[Rezension] Rote Karte für den inneren Kritiker

by - August 03, 2020

(© Kösel)

Rote Karte für den inneren Kritiker* Wie aus dem ewigen Miesmacher ein Verbündeter wird
von Jochen Peichl

Bewertung: ★★★☆☆

Self Help, 144 Seiten
Erscheinungsdatum: 28. Juli 2014
Verlag: Kösel


*Rezensionsexemplar. Vielen Dank an den Kösel Verlag.

Inhaltsangabe:
Innere Kritiker, Fehlerzähler und andere Quälgeister sind oft anstrengend und machen uns das Leben schwer. Jochen Peichl zeigt mit vielen Beispielen, wie wir sie in die Schranken weisen und gleichzeitig ihre Stärken kennen- und nutzen lernen. Der Test »Ihre inneren Kritiker« hilft zudem, lästige Miesmacher in konstruktive und hilfreiche Selbstanteile zu verwandeln.

Meine Meinung:

Dieses Buch hat mich nicht nur aus beruflichen, sondern auch als persönlichen Gründen angesprochen. Ich denke jede*r kennt diese Momente, in denen die innere selbstkritische Stimme in Erscheinung tritt und uns verunsichert. In der Psychotherapie wird diese Stimme oft als "Der innere Kritiker" bezeichnet, um sie fassbarer zu machen. Der innere Kritiker ist ein Anteil, der jeder Mensch von uns in mehr oder weniger ausgeprägter Form in sich trägt. Er hat nicht nur schlechte Seiten, sondern übernimmt auch eine Art Schutzfunktion oder kann unseren Ehrgeiz fördern. Problematisch wird es aber, wenn diese Stimme permanent da ist und uns abwertet, so dass wir im schlimmsten Fall unter ständigen Selbstzweifeln leiden, die natürlich wiederum mit einer schlechten Stimmung oder anderen psychischen Problemen einhergehen kann - den wer will schon ständig niedergemacht werden?

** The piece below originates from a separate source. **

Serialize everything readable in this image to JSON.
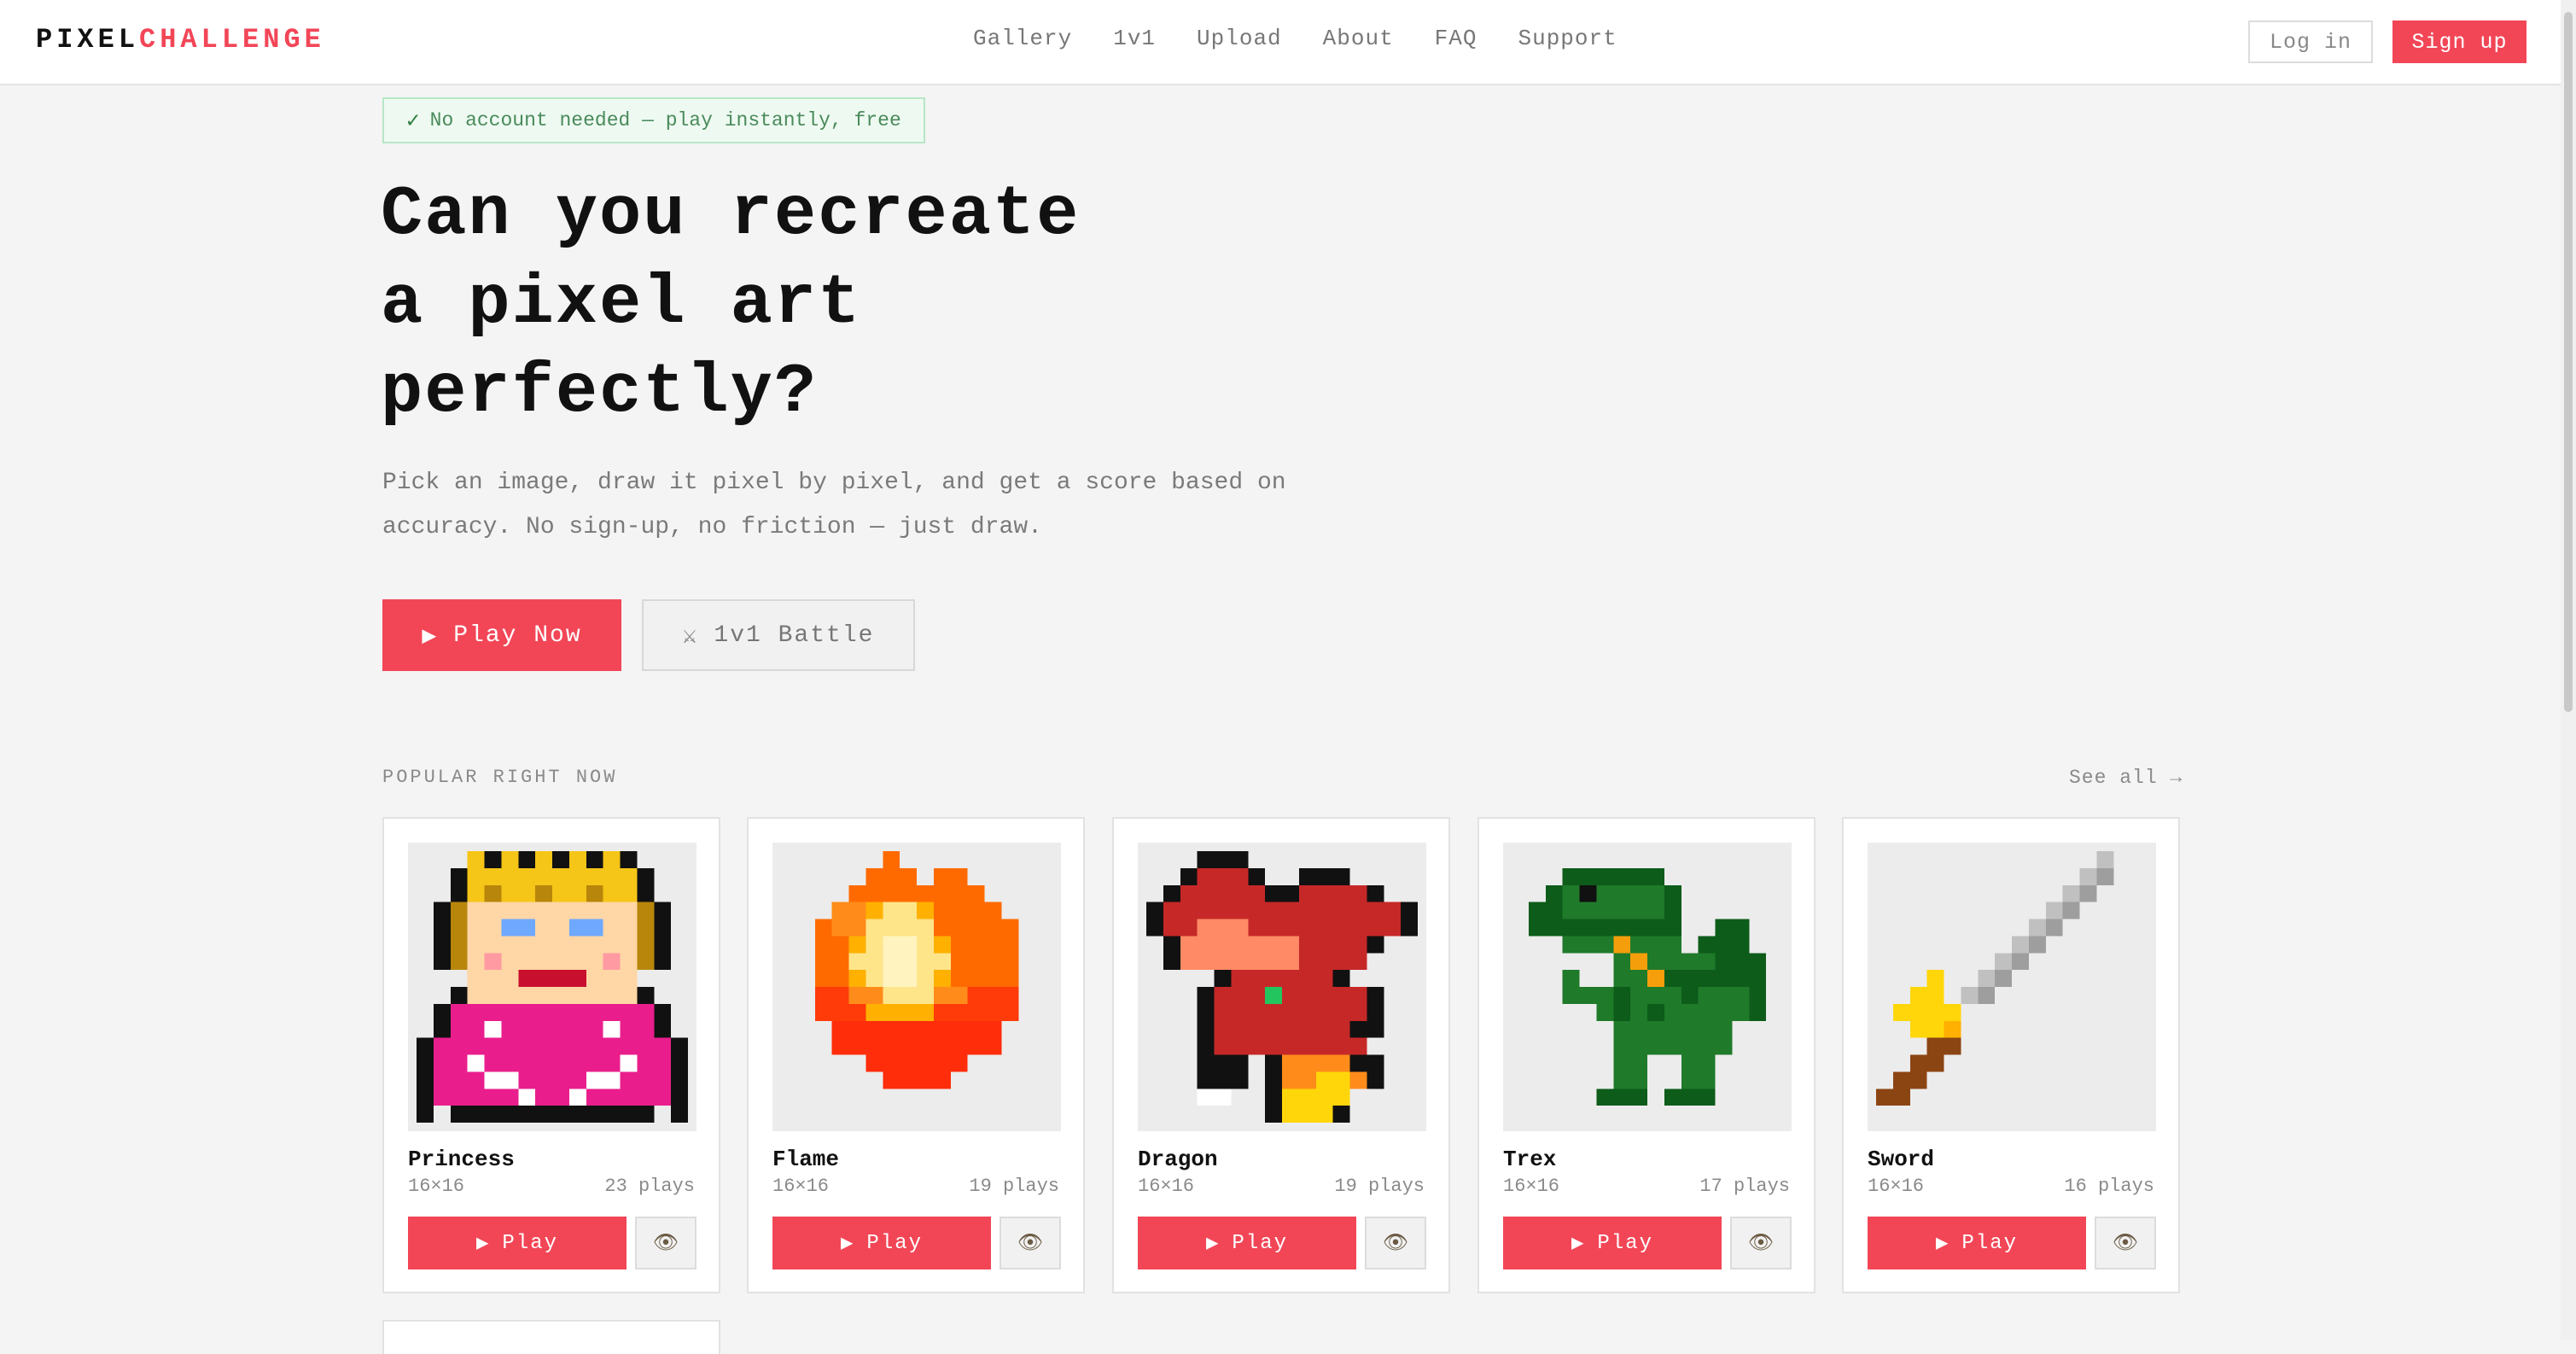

Jochen Peichl ist selbst ein ausgebildeter Facharzt für Psychotherapie und hat dieses Buch in erster Linie für Laien geschrieben, die sich mit ihrem inneren Kritiker auseinandersetzen wollen. Dabei stellt er nicht nur den einen inneren Kritiker vor, sondern gleich ein ganzes Team, das aus dem Kontrolleur, dem Perfektionisten, dem Antreiber, dem es Allen-Rechtmacher und dem Be- und Verurteiler besteht. Um herauszufinden, welche "Teammitglieder" bei einem selbst am aktivsten sind, kann man gleich zu Beginn einen Fragebogen ausfüllen, der sich am Ende des Buches befindet. Am Ende erhält man unterschiedliche hohe Punktzahlen, wobei es der Autor leider versäumt hat zu erläutern, was diese Punktzahlen nun genau zu bedeuten haben. Ich hatte überall eine Punktzahl von 41 bis 67 erreicht und wusste am Ende leider nicht genau, was ich damit nun anfangen soll.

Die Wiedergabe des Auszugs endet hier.